Между тем бабушка молча покачивала пером на своей черной шляпе, из-под которой кокетливо серебрились седые локоны, придавая ей сходство с молодой дамой эпохи рококо. Гордо очерченные, сросшиеся у переносицы брови ее при этом едва заметно подрагивали, словно распростертые крылья птицы. Наконец она произнесла:
– Ну хорошо, отнеси свою драгоценную ношу домой, – она кивнула на кошек, – а потом загляни ко мне на минутку.

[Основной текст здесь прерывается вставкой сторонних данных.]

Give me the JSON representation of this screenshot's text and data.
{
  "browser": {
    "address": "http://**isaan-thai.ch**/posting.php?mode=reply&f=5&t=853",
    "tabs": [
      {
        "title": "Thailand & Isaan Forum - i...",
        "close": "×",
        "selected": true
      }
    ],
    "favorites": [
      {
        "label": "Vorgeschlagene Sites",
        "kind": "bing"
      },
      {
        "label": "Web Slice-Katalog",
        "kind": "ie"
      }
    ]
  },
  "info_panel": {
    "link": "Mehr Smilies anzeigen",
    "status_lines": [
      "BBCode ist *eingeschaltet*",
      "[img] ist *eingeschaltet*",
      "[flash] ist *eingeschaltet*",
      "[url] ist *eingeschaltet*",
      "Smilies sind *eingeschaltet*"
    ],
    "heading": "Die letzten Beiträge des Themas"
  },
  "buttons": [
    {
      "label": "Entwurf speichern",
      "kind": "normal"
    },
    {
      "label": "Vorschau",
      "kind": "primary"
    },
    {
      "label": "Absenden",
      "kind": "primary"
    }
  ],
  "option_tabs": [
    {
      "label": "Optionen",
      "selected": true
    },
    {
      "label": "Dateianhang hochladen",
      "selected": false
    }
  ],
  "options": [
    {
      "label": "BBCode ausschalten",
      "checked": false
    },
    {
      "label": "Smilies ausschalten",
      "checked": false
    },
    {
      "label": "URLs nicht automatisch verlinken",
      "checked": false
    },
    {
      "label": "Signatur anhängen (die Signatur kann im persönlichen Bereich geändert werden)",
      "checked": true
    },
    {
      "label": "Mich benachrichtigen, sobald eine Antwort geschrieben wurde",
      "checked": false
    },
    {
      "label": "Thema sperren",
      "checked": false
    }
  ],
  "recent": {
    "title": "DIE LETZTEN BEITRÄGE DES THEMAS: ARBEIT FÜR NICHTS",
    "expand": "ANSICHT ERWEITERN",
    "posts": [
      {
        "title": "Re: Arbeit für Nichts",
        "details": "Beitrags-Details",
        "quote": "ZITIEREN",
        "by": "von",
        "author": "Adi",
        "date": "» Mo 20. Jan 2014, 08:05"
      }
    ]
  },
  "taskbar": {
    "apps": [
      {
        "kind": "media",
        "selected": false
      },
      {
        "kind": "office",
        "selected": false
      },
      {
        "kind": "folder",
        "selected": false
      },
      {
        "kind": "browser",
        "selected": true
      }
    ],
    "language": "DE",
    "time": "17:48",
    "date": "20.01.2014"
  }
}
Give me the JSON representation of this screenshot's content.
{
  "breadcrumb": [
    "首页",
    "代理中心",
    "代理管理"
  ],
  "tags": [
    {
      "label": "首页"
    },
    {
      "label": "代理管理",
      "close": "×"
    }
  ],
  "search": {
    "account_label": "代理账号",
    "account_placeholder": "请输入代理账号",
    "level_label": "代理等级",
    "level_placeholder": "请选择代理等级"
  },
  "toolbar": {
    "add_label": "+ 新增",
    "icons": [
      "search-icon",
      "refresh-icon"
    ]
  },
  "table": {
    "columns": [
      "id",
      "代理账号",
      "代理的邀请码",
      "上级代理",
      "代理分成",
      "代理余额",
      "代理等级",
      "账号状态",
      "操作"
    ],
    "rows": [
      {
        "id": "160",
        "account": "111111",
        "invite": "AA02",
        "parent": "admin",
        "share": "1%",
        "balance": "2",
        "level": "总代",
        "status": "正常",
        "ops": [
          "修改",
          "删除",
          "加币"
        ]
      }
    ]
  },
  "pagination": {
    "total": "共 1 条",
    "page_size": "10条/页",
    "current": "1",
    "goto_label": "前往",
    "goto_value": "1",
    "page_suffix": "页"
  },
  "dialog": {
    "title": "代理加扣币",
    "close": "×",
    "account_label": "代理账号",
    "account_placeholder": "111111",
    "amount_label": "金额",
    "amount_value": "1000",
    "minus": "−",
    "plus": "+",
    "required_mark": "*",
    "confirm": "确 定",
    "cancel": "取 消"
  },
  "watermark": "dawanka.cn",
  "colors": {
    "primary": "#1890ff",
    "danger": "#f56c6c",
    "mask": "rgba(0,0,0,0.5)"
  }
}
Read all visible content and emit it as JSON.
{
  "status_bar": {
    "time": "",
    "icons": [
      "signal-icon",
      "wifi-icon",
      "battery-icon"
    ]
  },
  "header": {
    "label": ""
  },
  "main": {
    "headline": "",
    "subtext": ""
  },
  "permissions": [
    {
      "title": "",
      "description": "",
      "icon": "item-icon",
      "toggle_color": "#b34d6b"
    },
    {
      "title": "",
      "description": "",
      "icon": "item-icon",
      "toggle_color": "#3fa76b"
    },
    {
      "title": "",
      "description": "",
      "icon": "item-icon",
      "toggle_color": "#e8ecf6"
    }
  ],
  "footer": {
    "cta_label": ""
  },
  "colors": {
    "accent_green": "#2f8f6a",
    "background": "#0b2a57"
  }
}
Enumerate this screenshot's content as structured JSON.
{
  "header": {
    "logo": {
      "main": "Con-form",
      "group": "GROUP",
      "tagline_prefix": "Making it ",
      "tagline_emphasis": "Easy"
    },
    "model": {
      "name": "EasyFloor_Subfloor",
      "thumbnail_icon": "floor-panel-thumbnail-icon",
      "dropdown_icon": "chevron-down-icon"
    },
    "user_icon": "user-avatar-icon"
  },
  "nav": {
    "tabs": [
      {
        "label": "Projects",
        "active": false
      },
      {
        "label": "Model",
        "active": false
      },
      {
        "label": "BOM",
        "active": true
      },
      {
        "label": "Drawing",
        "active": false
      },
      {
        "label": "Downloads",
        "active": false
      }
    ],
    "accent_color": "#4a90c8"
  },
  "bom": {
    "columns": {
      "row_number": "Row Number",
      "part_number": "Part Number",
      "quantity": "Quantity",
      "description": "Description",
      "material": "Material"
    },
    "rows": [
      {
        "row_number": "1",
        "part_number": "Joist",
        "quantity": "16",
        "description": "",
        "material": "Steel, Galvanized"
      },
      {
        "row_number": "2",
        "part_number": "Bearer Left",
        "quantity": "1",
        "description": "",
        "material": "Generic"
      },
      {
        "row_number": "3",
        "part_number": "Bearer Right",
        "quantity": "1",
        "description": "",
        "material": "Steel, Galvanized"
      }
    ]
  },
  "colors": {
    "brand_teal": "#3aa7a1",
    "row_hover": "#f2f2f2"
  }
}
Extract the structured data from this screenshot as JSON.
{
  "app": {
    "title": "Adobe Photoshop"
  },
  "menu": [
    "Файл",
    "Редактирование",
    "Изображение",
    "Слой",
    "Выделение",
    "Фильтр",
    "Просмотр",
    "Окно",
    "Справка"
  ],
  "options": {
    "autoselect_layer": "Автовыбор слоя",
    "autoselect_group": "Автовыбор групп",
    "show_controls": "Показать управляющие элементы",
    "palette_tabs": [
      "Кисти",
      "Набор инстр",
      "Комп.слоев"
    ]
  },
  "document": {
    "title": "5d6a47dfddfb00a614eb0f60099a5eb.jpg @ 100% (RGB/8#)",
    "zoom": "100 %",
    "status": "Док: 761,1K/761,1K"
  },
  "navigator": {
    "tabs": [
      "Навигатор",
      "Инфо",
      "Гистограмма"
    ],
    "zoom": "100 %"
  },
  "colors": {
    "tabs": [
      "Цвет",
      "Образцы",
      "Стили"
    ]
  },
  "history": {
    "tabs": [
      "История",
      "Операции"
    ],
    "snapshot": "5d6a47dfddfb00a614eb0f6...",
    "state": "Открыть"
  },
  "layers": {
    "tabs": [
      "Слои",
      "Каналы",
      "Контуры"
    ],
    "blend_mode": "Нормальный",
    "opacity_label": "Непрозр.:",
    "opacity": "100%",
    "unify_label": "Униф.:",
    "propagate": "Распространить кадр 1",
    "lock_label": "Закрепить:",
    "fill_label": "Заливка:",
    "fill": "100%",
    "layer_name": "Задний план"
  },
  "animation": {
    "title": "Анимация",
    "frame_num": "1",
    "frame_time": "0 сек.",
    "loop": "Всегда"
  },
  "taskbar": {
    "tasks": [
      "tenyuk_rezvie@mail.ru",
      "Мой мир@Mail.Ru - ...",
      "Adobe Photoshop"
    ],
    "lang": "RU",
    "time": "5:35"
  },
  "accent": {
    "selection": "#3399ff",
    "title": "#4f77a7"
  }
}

Я не заставила себя долго упрашивать, так как комната бабушки казалась мне настолько же красивее всех других комнат в нашей квартире, насколько ее хозяйка, несмотря на свой преклонный возраст, была для меня красивее всех женщин, каких я знала. Когда я была еще совсем маленькой, я долгое время считала, что с женщинами дело обстоит так же, как с постройками Рима, о которых я думала, – поскольку все так высоко ценили их возраст, – что они со временем становятся еще прекрасней. Бабушка однажды от души посмеялась над этим сравнением. И все же я и сегодня еще упрямо продолжаю утверждать, что бабушка тогда была необыкновенно красива. Она была не согбенной старушкой, а высокой, стройной дамой, исполненной того обаяния старости, которое именуется достоинством, и освещенной изнутри той заостряющей и утончающей все формы духовностью, для которой годы – не столько бремя, сколько богатство и зрелость.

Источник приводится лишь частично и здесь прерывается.